Politische Gefangene sind die Gefangenen des sozialen Krieges, die Geiseln der Konfrontation der sozialen Grenzen, fortgeschrittene Kämpfer für die Interessen des Volkes. Deshalb erleiden sie als politische Gefangene exemplarisch das höchste Maß an staatlicher Repression. Sie werden unter besonderen Bedingungen verurteilt von speziellen Notstandsgerichten, und sie werden nicht einmal als politische Gefangene anerkannt. Die politischen Gefangenen müssen zusammen mit der Solidaritätsbewegung kämpfen, um die ideologischen Mauern der Macht niederzureißen und zu zeigen, dass die Gefangenen ein untrennbarer Teil der Gesellschaft sind, dass ihr Kampf Teil des Kampfes der Bewegung ist und dass die Schläge gegen sie, Schläge gegen die ganze Bewegung sind.

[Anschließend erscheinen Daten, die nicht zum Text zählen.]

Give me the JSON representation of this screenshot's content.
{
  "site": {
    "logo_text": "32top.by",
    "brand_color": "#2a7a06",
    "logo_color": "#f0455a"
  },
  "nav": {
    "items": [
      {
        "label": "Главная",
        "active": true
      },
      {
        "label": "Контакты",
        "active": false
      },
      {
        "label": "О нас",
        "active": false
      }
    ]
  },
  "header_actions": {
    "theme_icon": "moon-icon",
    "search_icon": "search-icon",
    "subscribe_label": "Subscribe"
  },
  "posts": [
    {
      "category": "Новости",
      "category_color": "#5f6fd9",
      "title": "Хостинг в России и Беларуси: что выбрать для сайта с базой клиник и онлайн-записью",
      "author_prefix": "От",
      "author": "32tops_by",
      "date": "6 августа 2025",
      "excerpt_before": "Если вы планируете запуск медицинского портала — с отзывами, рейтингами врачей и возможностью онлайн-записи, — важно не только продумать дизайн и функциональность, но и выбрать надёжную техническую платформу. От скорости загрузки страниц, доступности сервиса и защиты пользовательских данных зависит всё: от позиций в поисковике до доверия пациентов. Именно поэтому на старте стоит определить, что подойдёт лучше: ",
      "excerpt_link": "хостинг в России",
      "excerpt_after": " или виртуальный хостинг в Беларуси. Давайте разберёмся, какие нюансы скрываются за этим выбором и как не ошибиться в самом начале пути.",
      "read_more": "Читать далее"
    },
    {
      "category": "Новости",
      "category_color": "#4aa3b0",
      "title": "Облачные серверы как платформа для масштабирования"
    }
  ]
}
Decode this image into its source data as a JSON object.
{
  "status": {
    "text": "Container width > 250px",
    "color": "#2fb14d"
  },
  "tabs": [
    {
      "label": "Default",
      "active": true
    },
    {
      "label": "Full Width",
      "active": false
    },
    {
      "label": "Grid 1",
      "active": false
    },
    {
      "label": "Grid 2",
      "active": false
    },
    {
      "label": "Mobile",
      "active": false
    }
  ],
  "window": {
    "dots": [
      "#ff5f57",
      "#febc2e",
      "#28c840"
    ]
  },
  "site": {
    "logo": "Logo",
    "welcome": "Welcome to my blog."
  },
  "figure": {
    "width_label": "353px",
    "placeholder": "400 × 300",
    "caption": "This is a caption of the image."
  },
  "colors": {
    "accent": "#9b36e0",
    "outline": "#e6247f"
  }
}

Der Bezugspunkt, sowohl der Solidaritätsbewegung als auch der Gefangenen selbst, muss die gesamte Gesellschaft sein und nicht nur einige wenige „enge“ soziale Räume und Sphären. Die politische Verbindung mit der breiteren sozialen Bewegung ist unverzichtbar.
Heute kann ein solcher politischer Zusammenhang nur über die Benennung der Entwertung oder Aufhebung von sozialen und politischen Rechten durch die Offensive der Macht erreicht werden. Auf diese Weise kann das politisch-ideologische Kapital entwickelt und vergrößert werden, die unmittelbaren und weiter entfernten Ziele der „Aktion für die Freiheit“ und der Bewegung in Solidarität mit den politischen Gefangenen können erreicht werden.
Compañeros und Compañeras, Freunde
Genossin Irma
Genosse Gabriel
Genosse Andreas
Wir versammeln uns hier, an einem Ort, der in den dunkelsten Momenten seiner Geschichte lebt. Wegen einer herrschenden Klasse, die uns in eine neue Ära der Unterordnung, des Elends und der Ausplünderung führt. Und das wird nicht aufhören, bis es auf wirksamen Widerstand stößt, bis überall Barrikaden errichtet werden.
Wir treffen uns hier, um zu reden, Erfahrungen auszutauschen, zu reflektieren. Träume und Utopien. Jahre des Feuers, des Schießpulvers, der Hoffnung, der Eile, damit der Termin mit der Revolution nicht verpasst wird, damit der Angriff auf den Himmel nicht verzögert wird. Und dann, die Jahre der Führung, der harten Konfrontation, der Berechnung?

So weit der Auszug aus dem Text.